Enteignung
A: naza‛u milikīya. – E: expropriation. – F: expropriation. – R: ėkspropriacia. – S: expropiación. – C: boduo, moshuo 剥夺, 没收
Marcel van der Linden (I.), Jürgen Becher (II.), Ulrich Weiss (III.)
HKWM 3, 1997, Spalten 444-460
I. E – die Entziehung bestehenden Eigentums an einer Sache oder sonstiger Vermögensrechte als einseitiger Akt – begleitet nach Marx und Engels die Entwicklung des Kapitalismus von Anfang bis Ende. In ihren Werken wird der Begriff der E bzw. »Expropriation« in vier verschiedenen Zusammenhängen erörtert.
E der unmittelbaren Produzenten. – Bereits die sogenannte ursprüngliche Akkumulation war eigentlich eine »ursprüngliche Expropriation«, resultierend in »einer Auflösung der ursprünglichen Einheit zwischen dem Arbeitenden und seinen Arbeitsmitteln« (…) […] Es handelte sich dabei um die Verwandlung von »feudalem Grundeigentum, Claneigentum oder kleinem Bauerneigentum« in eine dem Kapitalismus entsprechende Form (…).
E der Kapitalisten durch Kapitalisten. – Als die kapitalistische Produktionsweise erst einmal auf eignen Füßen stand, fing – »in Wechselwirkung« mit der parallel weiter fortschreitenden E der unmittelbaren Produzenten (…) – die E der Kapitalisten durch Kapitalisten an. »Diese Expropriation vollzieht sich durch […] die Zentralisation der Kapitale.
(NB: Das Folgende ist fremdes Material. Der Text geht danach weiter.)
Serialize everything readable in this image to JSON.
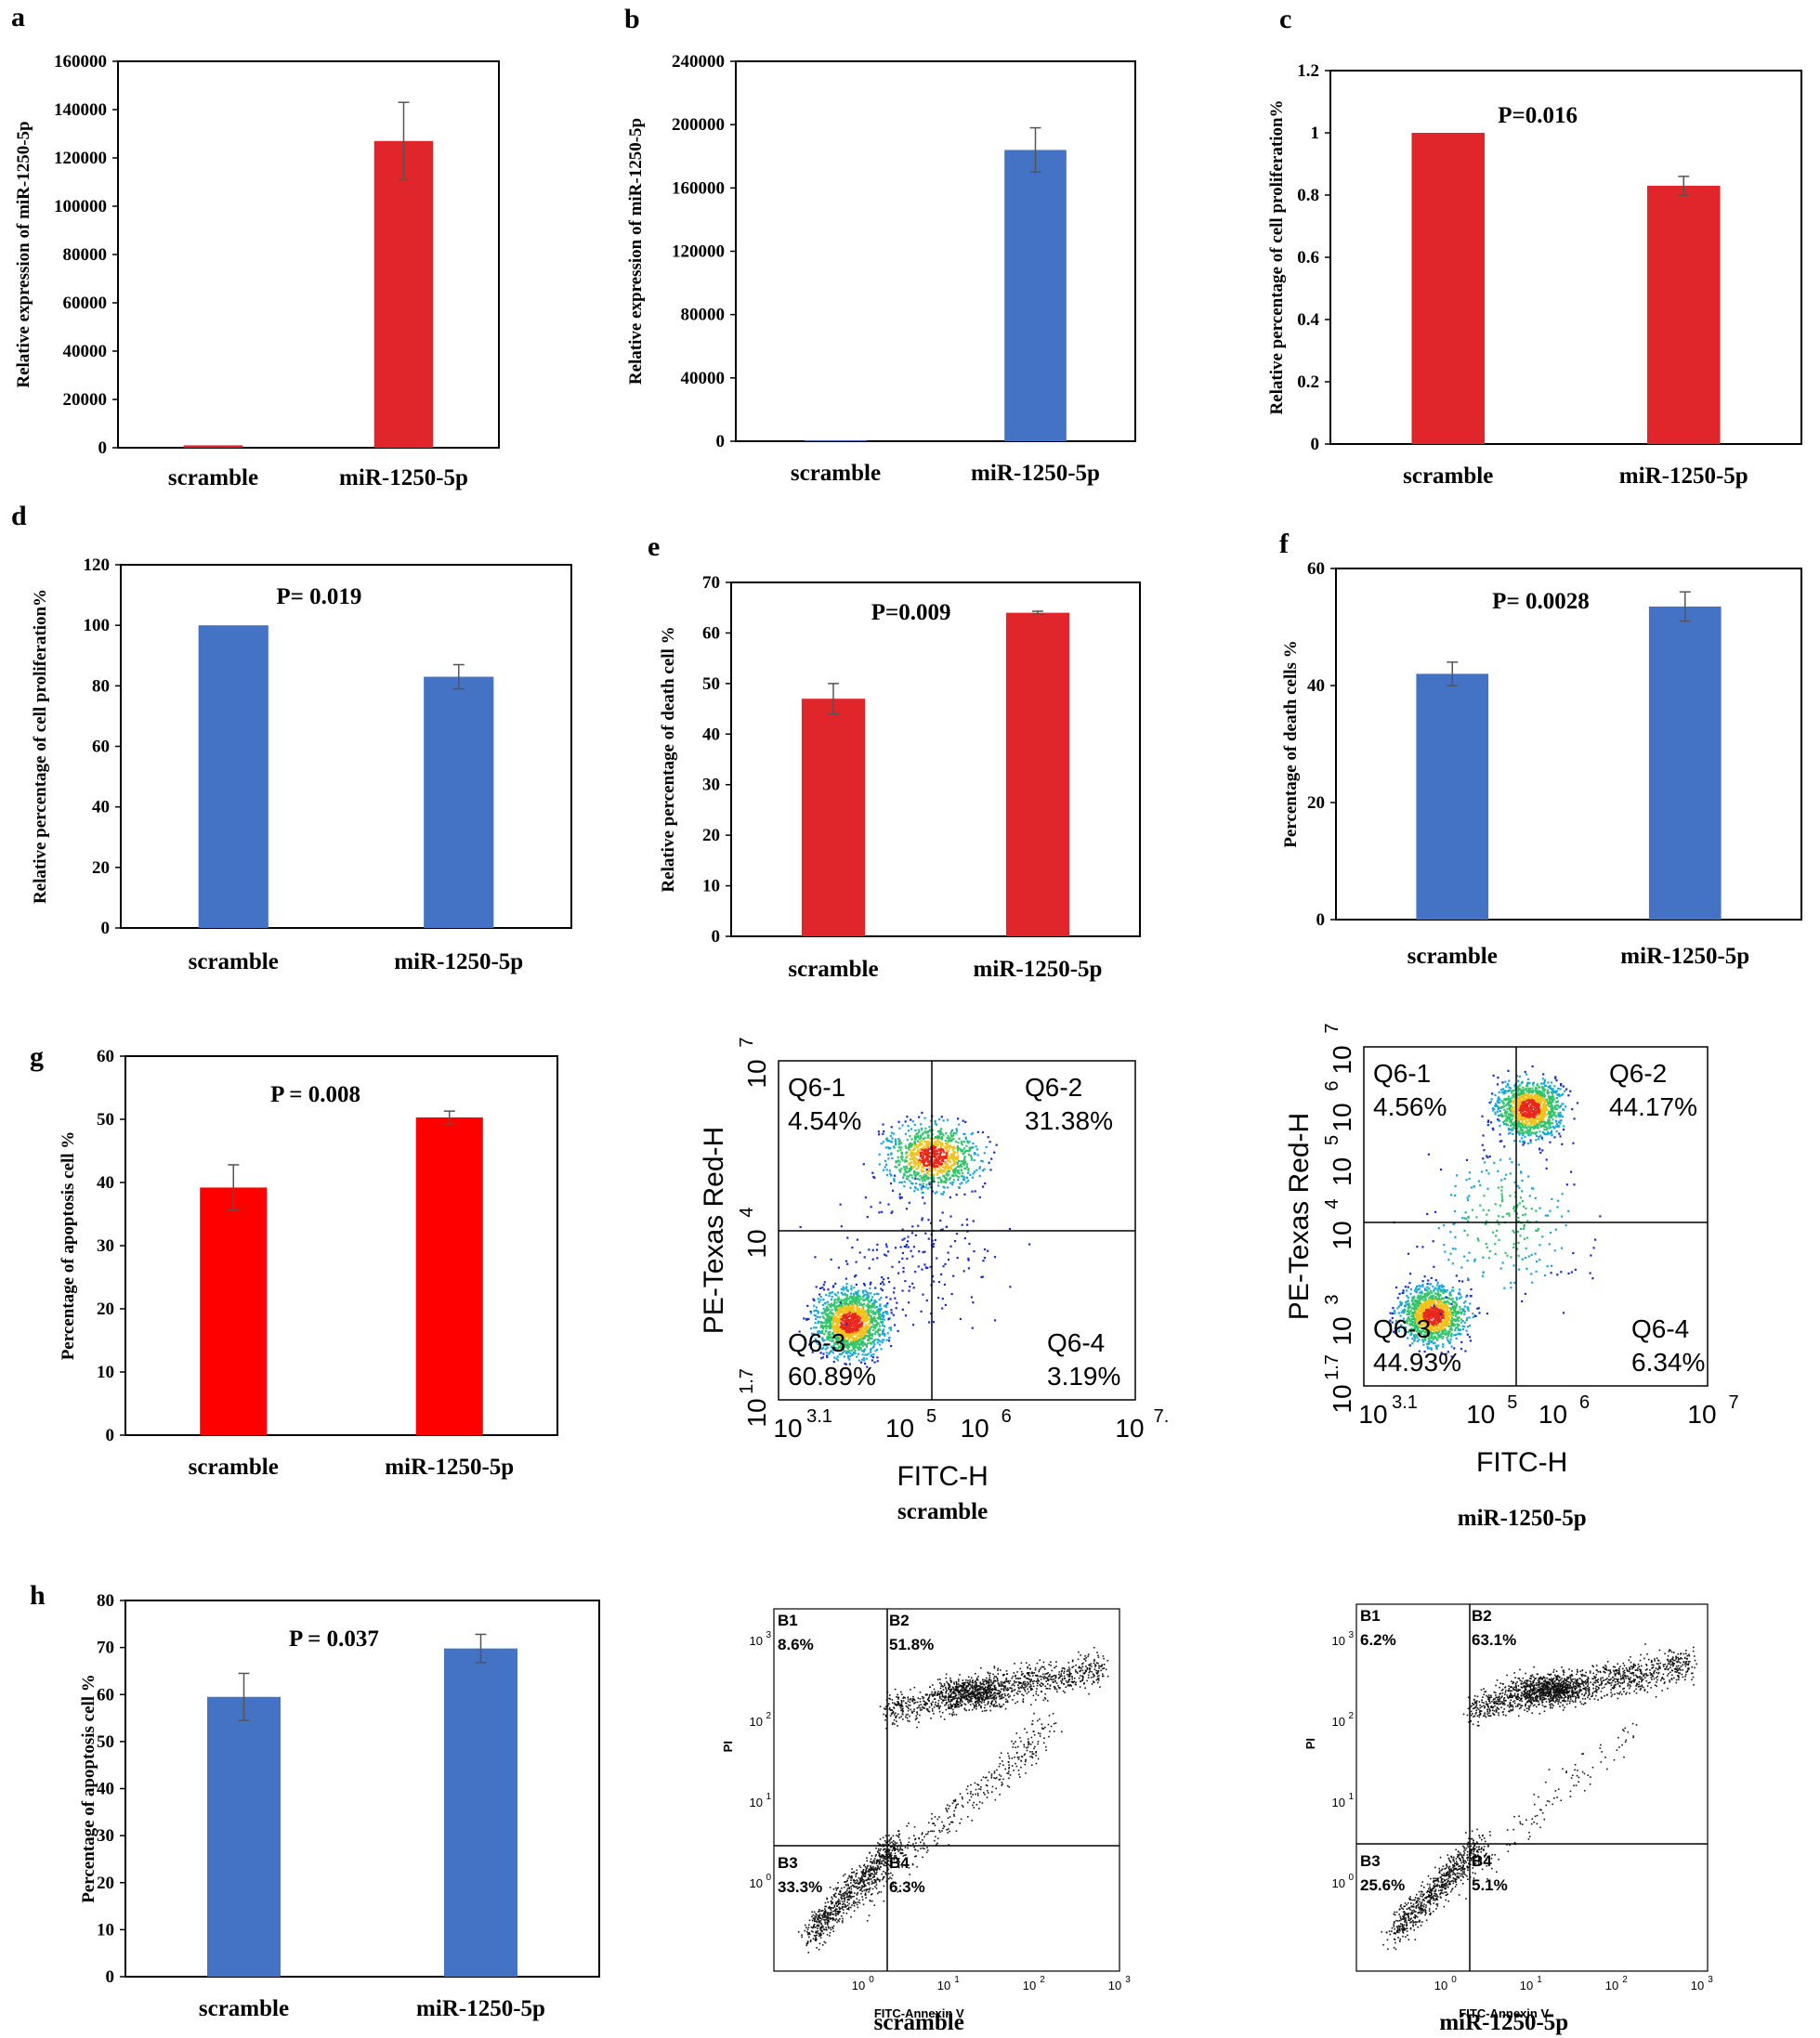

Je ein Kapitalist schlägt viele tot.« (K I)
E der Kapitalisten und Großgrundbesitzer durch den bürgerlichen Staat. – Die fortschreitende Vergesellschaftung der Produktions- und Verkehrsmittel macht Staatsintervention unerlässlich.
E der Kapitalisten und Großgrundbesitzer durch die Arbeiterklasse. – Bereits im Manifest heißt es, dass das Proletariat nach seiner Erhebung zur herrschenden Klasse seine politische Macht dazu benutzen wird, »der Bourgeoisie nach und nach alles Kapital zu entreißen«. Dazu sind »despotische Eingriffe in das Eigentumsrecht« unerlässlich (…).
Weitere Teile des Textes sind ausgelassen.